Era verdad que Pete hacia más tiempo que conocía a Hollins que a Swain, pero de todos modos, creía que lo había tratado lo bastante para reconocerlo. Uno de sus mayores orgullos era el de adivinar a un taimado bajo una máscara hipócrita de respetabilidad.

De todo aquel meditar, Pete Rice salió más confuso que antes, e inconscientemente temblaba y clavó las espuelas en los ijares del caballo. Este, no acostumbrado al acicate, saltó frenéticamente.

Dos puntos luminosos se destacaban en la nebulosa preocupación que invadía el ánimo de Pete. Sam podía haber, delirado, o podía estar equivocado. No era nada extraño que una persona con una herida en la cabeza padeciese de alucinaciones, dijese cosas absurdas y aun acusase a su mejor amigo con evidente falsedad.

Pete, en su carrera de sheriff, presenció casos de hombres enloquecidos por efecto de llevar una bala en la cabeza. Había visto a criminales empedernidos, en esas circunstancias, invocar el nombre de sus madres a las que no habían visto hacia años, y cuyas vidas habían acibarado con su propia conducta. Había, igualmente presenciado el espectáculo de unos labios maldicientes, entonar una plegaria que no habían repetido desde su infancia.

A pesar de todo, el sheriff no lograba desprenderse de aquella pesadilla que le oprimía el ánimo, aun en aquellos momentos en que marchaba a caballo con la mirada avizor y el oído atento a los más tenues rumores. Pete llevaba el revólver en la mano cuando Sonny, se encaramaba por la ladera en la dirección del río Bonanza. Una sorpresa podía esperarle allí.

Sin embargo, por ninguna parte se percibía señal de vida. El río se deslizaba perezoso y tranquilo. Unas cuantas millas más abajo, hacia el villorrio indio, el cauce de la corriente se inclinaba, y el Bonanza dejaba caer sus aguas en un torrente vertiginoso. En el paraje en que el sheriff se encontraba, sin embargo, el río discurría con poética placidez. El agua que durante el día era turbia, a la luz de la luna, rielaba como una cinta de plata.

En otros momentos, el espectáculo del Bonanza hubiera tal vez impresionado a Pete Rice con su majestad. En aquella hora de amargura, el alma del sheriff no respondía a los encantos de la Naturaleza.

¿Qué podría haberle ocurrido a Swain? ¿Habría desfalcado al Banco, asociándose luego con Bristow, con objeto de cubrir así el “déficit” causado por sus malversaciones?

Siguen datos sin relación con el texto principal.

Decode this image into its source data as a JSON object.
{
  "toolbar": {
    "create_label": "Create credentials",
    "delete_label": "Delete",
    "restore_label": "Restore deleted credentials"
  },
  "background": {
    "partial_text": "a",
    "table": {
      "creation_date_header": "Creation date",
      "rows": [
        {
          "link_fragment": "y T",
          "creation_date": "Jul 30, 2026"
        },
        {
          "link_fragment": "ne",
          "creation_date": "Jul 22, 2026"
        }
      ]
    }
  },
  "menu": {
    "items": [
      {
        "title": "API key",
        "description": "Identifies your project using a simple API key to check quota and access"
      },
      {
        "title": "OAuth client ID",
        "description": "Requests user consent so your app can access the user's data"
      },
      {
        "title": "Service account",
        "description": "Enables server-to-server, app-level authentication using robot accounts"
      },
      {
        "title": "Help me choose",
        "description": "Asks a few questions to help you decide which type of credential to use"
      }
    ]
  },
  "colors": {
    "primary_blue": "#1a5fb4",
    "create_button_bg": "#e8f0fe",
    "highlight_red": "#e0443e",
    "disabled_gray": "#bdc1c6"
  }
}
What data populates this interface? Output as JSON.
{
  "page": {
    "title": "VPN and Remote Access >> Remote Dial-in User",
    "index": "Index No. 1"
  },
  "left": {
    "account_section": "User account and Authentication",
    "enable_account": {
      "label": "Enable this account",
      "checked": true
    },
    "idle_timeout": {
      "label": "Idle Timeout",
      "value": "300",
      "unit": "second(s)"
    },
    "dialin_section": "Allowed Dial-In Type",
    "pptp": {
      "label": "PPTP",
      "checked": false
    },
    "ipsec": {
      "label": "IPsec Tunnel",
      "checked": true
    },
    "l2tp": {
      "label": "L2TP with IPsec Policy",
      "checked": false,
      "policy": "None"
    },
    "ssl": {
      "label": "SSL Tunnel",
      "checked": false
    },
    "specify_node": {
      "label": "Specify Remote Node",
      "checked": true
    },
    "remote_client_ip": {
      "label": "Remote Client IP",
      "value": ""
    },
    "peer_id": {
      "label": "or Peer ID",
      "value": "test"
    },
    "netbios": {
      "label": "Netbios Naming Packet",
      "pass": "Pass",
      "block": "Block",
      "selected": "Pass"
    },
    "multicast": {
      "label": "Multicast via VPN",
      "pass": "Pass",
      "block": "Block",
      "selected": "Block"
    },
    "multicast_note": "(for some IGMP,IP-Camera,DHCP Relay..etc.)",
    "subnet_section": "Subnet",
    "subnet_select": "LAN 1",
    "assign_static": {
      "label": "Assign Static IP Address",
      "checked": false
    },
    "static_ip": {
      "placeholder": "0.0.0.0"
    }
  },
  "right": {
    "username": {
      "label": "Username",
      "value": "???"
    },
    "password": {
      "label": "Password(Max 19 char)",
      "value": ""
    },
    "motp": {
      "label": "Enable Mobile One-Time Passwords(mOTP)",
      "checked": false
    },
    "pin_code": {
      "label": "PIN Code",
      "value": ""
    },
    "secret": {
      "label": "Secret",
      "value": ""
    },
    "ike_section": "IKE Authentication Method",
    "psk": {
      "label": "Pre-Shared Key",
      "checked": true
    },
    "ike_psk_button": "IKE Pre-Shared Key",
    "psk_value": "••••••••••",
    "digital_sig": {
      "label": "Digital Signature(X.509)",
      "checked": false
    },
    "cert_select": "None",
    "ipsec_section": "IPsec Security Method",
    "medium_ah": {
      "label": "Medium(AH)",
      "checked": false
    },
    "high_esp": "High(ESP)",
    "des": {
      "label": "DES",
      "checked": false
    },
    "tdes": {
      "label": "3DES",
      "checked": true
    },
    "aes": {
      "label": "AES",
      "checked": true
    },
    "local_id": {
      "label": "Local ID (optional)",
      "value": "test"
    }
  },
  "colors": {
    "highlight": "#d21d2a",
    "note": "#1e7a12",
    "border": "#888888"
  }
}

¿Habría ocurrido en su vida alguna horrible tragedia que él no quería revelar? ¿Se habría vuelto loco a consecuencia de esa tragedia?

Pete Rice mantenía alerta la mirada, mientras en el pensamiento le daba vueltas al problema. Había seguido el rastro de los fugitivos a lo largo de la margen del río y se encontraba en aquel momento galopando a través de un pinar.

El camino se bifurcaba allí. La mirada del sheriff se clavó en el suelo. Parecía que los fugitivos, al llegar a aquel punto, se habían dividido en dos grupos. El problema consistía en saber cuál de las dos ramas de la bifurcación debía él de seguir. En rigor, el problema podía ser más complicado de lo que parecía. Pete Rice conocía aquellos andurriales y podía haber trazado el mapa de toda aquella sección en las tinieblas.

El camino se bifurcaba allí, pero unas cuantas millas más hacia el Sur, las dos ramas del camino volvían a encontrarse a poca distancia de la frontera, formando al hacerlo una línea cerrada, que encuadraba una gran extensión de terreno inculto y selvático.

¿No conocería Bristow el “Halcón” aquel lugar también? Varios de sus secuaces eran mestizos, tal vez no asesinos, pero extremadamente pobres, y como tales, fáciles de persuadir y sólo con algún riesgo. Esos hombres debían conocer palmo a palmo la frontera. Y siendo así ¿por qué se habrían separado?

Pete Rice creía saber la razón. Con tal estratagema, probablemente Bristow se proponía prepararle una emboscada en aquel sitio, cualquiera que fuese la rama de la bifurcación por que optara.

Pete miró cautelosamente en derredor. A lo largo del camino de la izquierda los árboles crecían con profusión. El camino de la derecha torcía después en la dirección del río Bonanza. La maleza era allí abundante, pero no había árboles.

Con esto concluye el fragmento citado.